In the case of block estimation, I do not tend to remove or cut-back outliers to a known value – these high grade samples are after all a unique feature of the deposit, they must mean something right? I do, however, tend to limit their influence on blocks being estimated. Typically, I do this by ignoring any sample above a threshold lying outside a nominated search ellipsoid.

 

I am sure there are many other ways of treating these samples, one is the 95% limit you mention, so it will be interesting to see the various responses.

 

Regards,

Colin

 


From: Kevin Lowe (Office Park) [mailto:[EMAIL PROTECTED]
Sent: 12 May 2005 11:41
To: [email protected]
Subject: [ai-geostats] Treatment of gold outliers from belt samples

 

Hi,
How should one treat obvious gold grade outliers from samples collected from a belt?

The sampling is carried out by an automatic belt sampler prior to the ore being milled.

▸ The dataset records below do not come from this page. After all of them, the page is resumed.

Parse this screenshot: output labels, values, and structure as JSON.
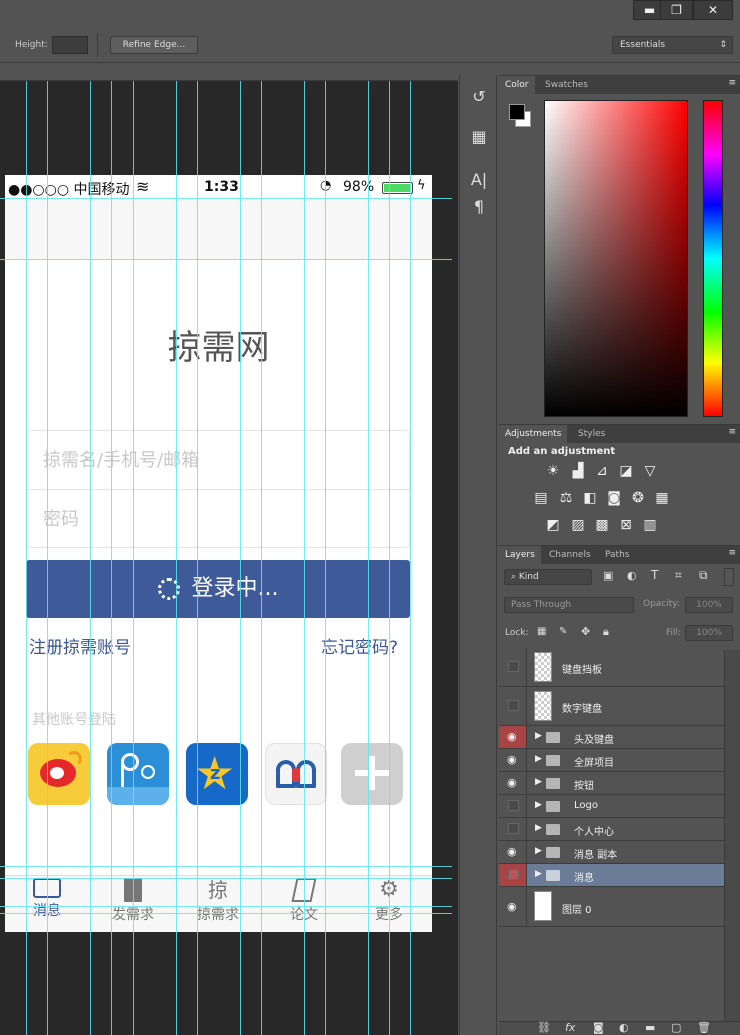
{
  "window": {
    "minimize": "▬",
    "restore": "❐",
    "close": "✕"
  },
  "options": {
    "height_label": "Height:",
    "refine_edge": "Refine Edge...",
    "workspace": "Essentials"
  },
  "canvas": {
    "status": {
      "carrier": "●●○○○ 中国移动",
      "wifi": "≋",
      "time": "1:33",
      "battery": "98%"
    },
    "title": "掠需网",
    "username_placeholder": "掠需名/手机号/邮箱",
    "password_placeholder": "密码",
    "login_label": "登录中...",
    "register_link": "注册掠需账号",
    "forgot_link": "忘记密码?",
    "other_login": "其他账号登陆",
    "socials": [
      {
        "name": "weibo-icon"
      },
      {
        "name": "renren-icon"
      },
      {
        "name": "qzone-icon"
      },
      {
        "name": "other-app-icon"
      },
      {
        "name": "more-icon"
      }
    ],
    "tabs": [
      {
        "label": "消息",
        "icon": "chat-icon"
      },
      {
        "label": "发需求",
        "icon": "document-icon"
      },
      {
        "label": "掠需求",
        "icon": "lue-icon"
      },
      {
        "label": "论文",
        "icon": "paper-icon"
      },
      {
        "label": "更多",
        "icon": "gear-icon"
      }
    ]
  },
  "panels": {
    "color_tabs": [
      "Color",
      "Swatches"
    ],
    "adjustment_tabs": [
      "Adjustments",
      "Styles"
    ],
    "add_adjustment": "Add an adjustment",
    "layers_tabs": [
      "Layers",
      "Channels",
      "Paths"
    ],
    "kind": "Kind",
    "blend_mode": "Pass Through",
    "opacity_label": "Opacity:",
    "opacity_value": "100%",
    "lock_label": "Lock:",
    "fill_label": "Fill:",
    "fill_value": "100%"
  },
  "layers": [
    {
      "name": "键盘挡板",
      "visible": false,
      "type": "image"
    },
    {
      "name": "数字键盘",
      "visible": false,
      "type": "image"
    },
    {
      "name": "头及键盘",
      "visible": true,
      "type": "group",
      "selected_eye": true
    },
    {
      "name": "全屏项目",
      "visible": true,
      "type": "group"
    },
    {
      "name": "按钮",
      "visible": true,
      "type": "group"
    },
    {
      "name": "Logo",
      "visible": false,
      "type": "group"
    },
    {
      "name": "个人中心",
      "visible": false,
      "type": "group"
    },
    {
      "name": "消息 副本",
      "visible": true,
      "type": "group"
    },
    {
      "name": "消息",
      "visible": false,
      "type": "group",
      "active": true
    },
    {
      "name": "图层 0",
      "visible": true,
      "type": "background"
    }
  ],
  "colors": {
    "accent": "#3e5a98",
    "guide": "#5ee6ee",
    "selected_layer": "#6b7d96"
  }
}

The samples are collected and stored in a bin until there is approximately 1 ton of sample. The bin is then sent off to a lab which crushes and splits the 1 ton bin sample to produce 8 separate samples which are then assayed. Assuming there are no issues with the lab procedures, how should one treat a very high value?

For example purposes, say the 8 samples returned grades (g/t) of 2.8, 4.6, 5.2, 4.5, 35.6, 3.6, 4.2, 4.7. The arithmetic mean for the eight is 8.15g/t but if the one high grade is removed the arithmetic mean is 4.23g/t. Should I simply exclude the high value or should I cut the value of the sample to some arbitrary value (say the upper 95% confidence limit)? Although individual chip samples collected from the orebody, for the purposes of evaluation, are highly skewed, the samples from the bin approximate a normal distribution (excluding the high value).

I look forward to any comments or perhaps direction to papers or web sites on this topic.